Reinforcement learning (RL) for large language model post-training faces scalability bottlenecks due to load imbalance in distributed training. Method: This paper proposes a fully distributed, multi-controller architecture that eliminates centralized coordination, decoupling resource scheduling from execution logic. It supports heterogeneous task streams and dynamic execution control via decentralized task scheduling, fine-grained data parallelism, and adaptive flow management—enabling end-to-end distributed RL training.

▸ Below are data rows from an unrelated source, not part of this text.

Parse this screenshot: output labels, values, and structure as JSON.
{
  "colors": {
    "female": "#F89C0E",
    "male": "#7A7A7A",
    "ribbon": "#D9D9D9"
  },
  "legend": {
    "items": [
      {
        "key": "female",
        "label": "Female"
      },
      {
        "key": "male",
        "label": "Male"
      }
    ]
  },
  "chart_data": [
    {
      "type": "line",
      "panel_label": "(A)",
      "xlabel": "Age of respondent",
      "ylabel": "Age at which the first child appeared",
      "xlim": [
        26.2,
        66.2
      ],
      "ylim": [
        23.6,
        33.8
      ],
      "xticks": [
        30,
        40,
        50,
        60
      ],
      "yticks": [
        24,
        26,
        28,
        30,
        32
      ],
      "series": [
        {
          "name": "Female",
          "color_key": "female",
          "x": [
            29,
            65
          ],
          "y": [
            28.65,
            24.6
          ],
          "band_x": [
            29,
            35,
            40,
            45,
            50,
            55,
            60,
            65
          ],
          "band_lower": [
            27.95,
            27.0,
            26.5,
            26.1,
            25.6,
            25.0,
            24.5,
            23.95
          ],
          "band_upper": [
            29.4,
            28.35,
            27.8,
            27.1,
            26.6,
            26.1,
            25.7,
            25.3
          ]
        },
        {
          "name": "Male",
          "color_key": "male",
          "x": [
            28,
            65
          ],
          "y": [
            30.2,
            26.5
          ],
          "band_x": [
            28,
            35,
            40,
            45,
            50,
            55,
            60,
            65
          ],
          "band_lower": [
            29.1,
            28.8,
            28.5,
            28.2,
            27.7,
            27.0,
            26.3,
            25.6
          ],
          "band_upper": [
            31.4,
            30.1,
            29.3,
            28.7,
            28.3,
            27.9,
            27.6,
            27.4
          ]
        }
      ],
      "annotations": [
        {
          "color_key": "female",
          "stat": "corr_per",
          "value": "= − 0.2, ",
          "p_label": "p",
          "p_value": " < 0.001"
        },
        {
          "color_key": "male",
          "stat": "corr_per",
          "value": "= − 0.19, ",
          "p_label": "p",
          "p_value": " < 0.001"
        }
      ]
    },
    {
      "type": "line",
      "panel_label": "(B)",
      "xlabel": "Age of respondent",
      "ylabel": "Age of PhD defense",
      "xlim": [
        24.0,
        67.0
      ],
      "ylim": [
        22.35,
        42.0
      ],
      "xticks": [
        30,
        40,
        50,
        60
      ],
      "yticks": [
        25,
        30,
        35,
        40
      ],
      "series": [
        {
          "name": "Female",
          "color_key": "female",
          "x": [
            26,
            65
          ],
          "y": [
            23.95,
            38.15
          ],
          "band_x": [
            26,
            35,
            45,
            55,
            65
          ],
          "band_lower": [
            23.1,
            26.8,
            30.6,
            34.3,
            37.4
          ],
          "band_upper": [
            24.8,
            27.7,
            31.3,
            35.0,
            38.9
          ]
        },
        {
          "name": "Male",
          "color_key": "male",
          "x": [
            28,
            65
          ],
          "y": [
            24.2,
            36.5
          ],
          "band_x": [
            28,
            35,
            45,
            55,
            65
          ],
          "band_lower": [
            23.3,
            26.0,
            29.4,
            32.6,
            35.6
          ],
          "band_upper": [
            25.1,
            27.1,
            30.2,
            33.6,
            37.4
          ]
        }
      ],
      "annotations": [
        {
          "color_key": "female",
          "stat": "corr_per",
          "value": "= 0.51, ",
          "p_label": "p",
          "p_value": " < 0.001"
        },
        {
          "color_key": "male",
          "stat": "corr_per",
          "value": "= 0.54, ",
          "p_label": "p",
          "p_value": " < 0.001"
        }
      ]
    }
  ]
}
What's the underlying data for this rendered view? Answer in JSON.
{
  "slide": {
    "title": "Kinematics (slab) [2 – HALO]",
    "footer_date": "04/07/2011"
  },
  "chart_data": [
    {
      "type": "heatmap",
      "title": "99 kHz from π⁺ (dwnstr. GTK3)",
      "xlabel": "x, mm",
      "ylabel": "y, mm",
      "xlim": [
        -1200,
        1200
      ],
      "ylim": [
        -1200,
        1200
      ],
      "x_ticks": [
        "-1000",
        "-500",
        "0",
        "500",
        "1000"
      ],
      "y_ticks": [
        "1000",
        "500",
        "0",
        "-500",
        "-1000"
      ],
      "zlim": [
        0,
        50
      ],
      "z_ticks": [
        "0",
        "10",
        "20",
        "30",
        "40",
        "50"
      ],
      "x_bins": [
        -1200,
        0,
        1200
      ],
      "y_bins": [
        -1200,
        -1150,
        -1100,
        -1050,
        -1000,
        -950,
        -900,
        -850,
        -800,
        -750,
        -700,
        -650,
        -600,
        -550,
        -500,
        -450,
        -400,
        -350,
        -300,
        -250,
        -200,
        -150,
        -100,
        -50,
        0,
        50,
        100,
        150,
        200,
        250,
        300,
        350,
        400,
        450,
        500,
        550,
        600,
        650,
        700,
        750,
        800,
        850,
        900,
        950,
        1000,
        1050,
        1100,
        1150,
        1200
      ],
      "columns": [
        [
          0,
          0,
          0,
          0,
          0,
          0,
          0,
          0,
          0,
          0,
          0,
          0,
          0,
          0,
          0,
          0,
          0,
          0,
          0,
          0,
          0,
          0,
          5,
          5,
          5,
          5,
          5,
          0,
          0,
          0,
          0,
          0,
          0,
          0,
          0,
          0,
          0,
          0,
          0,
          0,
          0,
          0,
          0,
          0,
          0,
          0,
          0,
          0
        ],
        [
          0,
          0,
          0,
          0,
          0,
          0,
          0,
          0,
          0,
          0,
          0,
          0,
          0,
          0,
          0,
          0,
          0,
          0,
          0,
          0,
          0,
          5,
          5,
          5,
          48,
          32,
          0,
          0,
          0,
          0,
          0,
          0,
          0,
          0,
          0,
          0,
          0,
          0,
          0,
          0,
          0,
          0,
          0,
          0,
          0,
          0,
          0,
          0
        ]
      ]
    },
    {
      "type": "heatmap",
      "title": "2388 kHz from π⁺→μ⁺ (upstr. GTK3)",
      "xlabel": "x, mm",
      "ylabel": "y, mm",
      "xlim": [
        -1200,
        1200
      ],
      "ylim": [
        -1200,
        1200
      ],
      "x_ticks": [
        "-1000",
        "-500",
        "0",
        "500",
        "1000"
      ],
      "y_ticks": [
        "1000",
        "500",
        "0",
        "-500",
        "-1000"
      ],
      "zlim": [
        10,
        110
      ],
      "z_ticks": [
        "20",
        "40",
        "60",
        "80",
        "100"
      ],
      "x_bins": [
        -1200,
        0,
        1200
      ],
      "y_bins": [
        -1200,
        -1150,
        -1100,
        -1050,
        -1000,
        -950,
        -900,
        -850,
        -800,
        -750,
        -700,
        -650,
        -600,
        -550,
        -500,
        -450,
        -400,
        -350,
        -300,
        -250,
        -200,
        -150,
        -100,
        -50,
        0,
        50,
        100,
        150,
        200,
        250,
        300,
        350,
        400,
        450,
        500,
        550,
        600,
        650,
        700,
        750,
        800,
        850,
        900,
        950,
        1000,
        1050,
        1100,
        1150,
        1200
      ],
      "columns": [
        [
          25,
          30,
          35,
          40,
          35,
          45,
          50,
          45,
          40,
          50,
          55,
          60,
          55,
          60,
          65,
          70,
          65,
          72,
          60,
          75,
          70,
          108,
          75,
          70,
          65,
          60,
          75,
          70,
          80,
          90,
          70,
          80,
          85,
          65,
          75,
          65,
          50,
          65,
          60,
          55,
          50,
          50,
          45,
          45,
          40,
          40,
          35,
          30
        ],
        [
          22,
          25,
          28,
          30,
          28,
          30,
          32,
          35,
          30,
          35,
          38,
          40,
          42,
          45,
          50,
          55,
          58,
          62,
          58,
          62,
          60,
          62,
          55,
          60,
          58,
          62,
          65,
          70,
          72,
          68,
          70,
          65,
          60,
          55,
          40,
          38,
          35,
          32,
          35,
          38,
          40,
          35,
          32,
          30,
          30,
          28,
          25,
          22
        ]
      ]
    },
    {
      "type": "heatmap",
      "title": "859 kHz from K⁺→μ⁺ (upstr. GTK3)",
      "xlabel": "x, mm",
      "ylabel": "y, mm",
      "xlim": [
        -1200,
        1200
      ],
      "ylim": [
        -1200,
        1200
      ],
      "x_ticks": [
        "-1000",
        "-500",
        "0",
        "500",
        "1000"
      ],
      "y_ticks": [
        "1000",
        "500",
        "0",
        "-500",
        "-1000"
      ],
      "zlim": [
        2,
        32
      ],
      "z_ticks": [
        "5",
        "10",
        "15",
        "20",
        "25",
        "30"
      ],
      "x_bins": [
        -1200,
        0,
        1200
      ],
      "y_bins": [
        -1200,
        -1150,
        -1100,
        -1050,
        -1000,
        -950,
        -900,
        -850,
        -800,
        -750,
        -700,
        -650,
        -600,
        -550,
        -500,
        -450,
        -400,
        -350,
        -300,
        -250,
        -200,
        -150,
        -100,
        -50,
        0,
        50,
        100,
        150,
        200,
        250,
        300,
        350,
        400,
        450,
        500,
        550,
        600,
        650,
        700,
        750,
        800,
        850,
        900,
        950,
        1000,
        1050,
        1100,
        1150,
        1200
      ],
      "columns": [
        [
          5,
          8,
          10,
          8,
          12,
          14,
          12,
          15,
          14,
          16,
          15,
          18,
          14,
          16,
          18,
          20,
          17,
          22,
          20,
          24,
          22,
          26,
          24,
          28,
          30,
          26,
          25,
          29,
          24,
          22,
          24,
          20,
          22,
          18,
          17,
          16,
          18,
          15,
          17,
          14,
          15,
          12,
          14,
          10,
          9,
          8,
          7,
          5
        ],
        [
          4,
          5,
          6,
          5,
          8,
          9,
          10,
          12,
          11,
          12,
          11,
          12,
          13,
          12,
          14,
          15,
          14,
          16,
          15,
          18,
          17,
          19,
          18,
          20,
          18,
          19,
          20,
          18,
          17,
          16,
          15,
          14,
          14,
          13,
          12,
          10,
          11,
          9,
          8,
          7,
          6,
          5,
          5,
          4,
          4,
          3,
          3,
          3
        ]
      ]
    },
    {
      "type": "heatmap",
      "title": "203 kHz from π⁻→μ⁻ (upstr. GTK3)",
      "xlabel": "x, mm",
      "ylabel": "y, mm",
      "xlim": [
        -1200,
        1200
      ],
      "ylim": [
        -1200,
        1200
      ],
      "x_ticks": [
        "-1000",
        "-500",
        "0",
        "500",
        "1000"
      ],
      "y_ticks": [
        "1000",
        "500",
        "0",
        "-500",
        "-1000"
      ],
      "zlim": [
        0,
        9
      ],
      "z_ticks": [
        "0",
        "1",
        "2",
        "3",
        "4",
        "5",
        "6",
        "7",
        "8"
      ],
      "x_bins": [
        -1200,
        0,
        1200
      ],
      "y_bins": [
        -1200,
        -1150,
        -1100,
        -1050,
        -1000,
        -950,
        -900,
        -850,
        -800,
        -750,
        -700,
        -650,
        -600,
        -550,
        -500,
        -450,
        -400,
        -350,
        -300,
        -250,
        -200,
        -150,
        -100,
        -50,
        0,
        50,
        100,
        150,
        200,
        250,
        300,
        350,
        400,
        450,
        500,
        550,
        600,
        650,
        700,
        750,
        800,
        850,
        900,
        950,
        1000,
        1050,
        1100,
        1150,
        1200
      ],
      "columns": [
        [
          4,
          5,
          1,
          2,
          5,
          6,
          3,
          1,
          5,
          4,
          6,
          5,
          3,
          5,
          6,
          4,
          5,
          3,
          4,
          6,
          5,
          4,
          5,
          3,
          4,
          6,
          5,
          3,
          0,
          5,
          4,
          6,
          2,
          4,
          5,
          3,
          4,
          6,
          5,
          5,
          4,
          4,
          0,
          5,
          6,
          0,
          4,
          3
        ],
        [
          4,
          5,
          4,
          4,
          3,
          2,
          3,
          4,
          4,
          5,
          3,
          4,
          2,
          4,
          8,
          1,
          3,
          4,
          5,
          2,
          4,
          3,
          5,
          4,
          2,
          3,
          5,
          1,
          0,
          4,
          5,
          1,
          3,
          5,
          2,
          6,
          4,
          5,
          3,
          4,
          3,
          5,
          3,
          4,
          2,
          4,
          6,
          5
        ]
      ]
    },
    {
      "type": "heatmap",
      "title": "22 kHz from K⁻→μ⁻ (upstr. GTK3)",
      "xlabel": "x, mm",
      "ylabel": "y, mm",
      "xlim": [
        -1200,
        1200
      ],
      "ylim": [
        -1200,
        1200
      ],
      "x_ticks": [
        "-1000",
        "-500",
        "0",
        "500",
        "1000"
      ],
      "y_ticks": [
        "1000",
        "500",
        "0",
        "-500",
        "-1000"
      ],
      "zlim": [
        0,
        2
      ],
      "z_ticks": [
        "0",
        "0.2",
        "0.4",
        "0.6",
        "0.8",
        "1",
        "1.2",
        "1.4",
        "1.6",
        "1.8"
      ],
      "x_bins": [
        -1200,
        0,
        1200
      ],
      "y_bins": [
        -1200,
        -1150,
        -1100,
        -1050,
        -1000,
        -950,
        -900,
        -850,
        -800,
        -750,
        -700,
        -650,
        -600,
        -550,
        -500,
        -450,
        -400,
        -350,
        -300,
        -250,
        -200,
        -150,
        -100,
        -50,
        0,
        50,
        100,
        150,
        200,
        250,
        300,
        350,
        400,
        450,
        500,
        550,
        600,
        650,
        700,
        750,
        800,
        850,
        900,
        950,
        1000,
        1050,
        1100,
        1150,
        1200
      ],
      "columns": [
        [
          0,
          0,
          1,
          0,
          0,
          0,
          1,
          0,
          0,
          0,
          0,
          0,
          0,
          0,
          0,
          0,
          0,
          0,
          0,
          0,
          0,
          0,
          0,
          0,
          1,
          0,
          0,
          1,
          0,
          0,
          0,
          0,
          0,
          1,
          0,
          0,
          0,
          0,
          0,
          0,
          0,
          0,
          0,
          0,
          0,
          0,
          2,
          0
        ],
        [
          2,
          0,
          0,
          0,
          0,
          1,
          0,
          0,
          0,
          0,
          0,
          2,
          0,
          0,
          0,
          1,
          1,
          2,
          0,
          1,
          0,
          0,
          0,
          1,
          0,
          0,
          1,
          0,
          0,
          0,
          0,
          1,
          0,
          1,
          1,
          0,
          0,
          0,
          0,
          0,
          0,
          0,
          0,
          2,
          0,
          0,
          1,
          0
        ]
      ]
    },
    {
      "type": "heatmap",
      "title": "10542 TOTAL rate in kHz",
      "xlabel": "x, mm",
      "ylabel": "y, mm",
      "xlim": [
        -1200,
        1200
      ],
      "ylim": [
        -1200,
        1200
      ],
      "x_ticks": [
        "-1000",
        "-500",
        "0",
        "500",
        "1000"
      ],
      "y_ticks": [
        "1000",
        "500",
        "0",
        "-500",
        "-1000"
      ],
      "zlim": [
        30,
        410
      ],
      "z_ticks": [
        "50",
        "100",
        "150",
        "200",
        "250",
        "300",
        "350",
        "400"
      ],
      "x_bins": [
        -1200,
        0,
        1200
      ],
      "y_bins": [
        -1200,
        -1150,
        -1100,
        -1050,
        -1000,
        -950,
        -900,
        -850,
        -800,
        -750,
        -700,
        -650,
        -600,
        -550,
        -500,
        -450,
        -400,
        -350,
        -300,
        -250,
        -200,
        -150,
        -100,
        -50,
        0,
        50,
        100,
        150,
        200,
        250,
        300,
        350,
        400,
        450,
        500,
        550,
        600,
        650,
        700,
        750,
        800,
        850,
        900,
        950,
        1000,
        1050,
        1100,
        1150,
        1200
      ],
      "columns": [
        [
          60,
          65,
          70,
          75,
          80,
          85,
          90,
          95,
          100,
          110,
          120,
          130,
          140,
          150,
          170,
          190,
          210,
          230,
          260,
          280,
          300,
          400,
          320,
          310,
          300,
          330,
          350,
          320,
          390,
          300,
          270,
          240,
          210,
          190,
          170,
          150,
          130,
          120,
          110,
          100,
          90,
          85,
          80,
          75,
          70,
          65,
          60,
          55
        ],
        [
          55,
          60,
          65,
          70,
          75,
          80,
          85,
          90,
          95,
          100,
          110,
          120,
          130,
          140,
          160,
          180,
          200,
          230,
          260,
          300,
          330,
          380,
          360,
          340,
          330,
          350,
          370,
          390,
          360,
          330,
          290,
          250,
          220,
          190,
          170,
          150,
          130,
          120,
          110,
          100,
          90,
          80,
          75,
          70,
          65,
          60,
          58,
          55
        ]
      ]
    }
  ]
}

Contribution/Results: Experiments demonstrate near-linear scalability up to 1,000 GPUs; end-to-end throughput improves by up to 7× over state-of-the-art frameworks. The architecture significantly enhances efficiency, flexibility, and scalability of large-scale RL training while maintaining robustness under dynamic workloads and hardware heterogeneity.

Reinforcement learning (RL) has become the pivotal post-training technique for large language model. Effectively scaling reinforcement learning is now the key to unlocking advanced reasoning capabilities and ensuring safe, goal-aligned behavior in the most powerful LLMs. Mainstream frameworks usually employ a hybrid-controller architecture where a single-controller dispatches the overall execution logic and manages overall data transfer and the multi-controller executes distributed computation. For large-scale reinforcement learning, minor load imbalances can introduce significant bottlenecks, ultimately constraining the scalability of the system. To address this limitation, we introduce DistFlow, a novel, fully distributed RL framework designed to break scaling barrier. We adopt a multi-controller paradigm that dispatches data transfer and execution tasks to all workers, which eliminates the centralized node. This allows each worker to operate independently, leading to near-linear scalability up to thousands of GPUs and dramatic efficiency gains. Furthermore, our architecture decouples resource configuration from execution logic, allowing each worker to have a unique execution flow, offering significant flexibility for rapid and cost-effective algorithmic experimentation. Extensive experiments show that DistFlow achieves excellent linear scalability and up to a 7x end-to-end throughput improvement over state-of-the-art (SOTA) frameworks.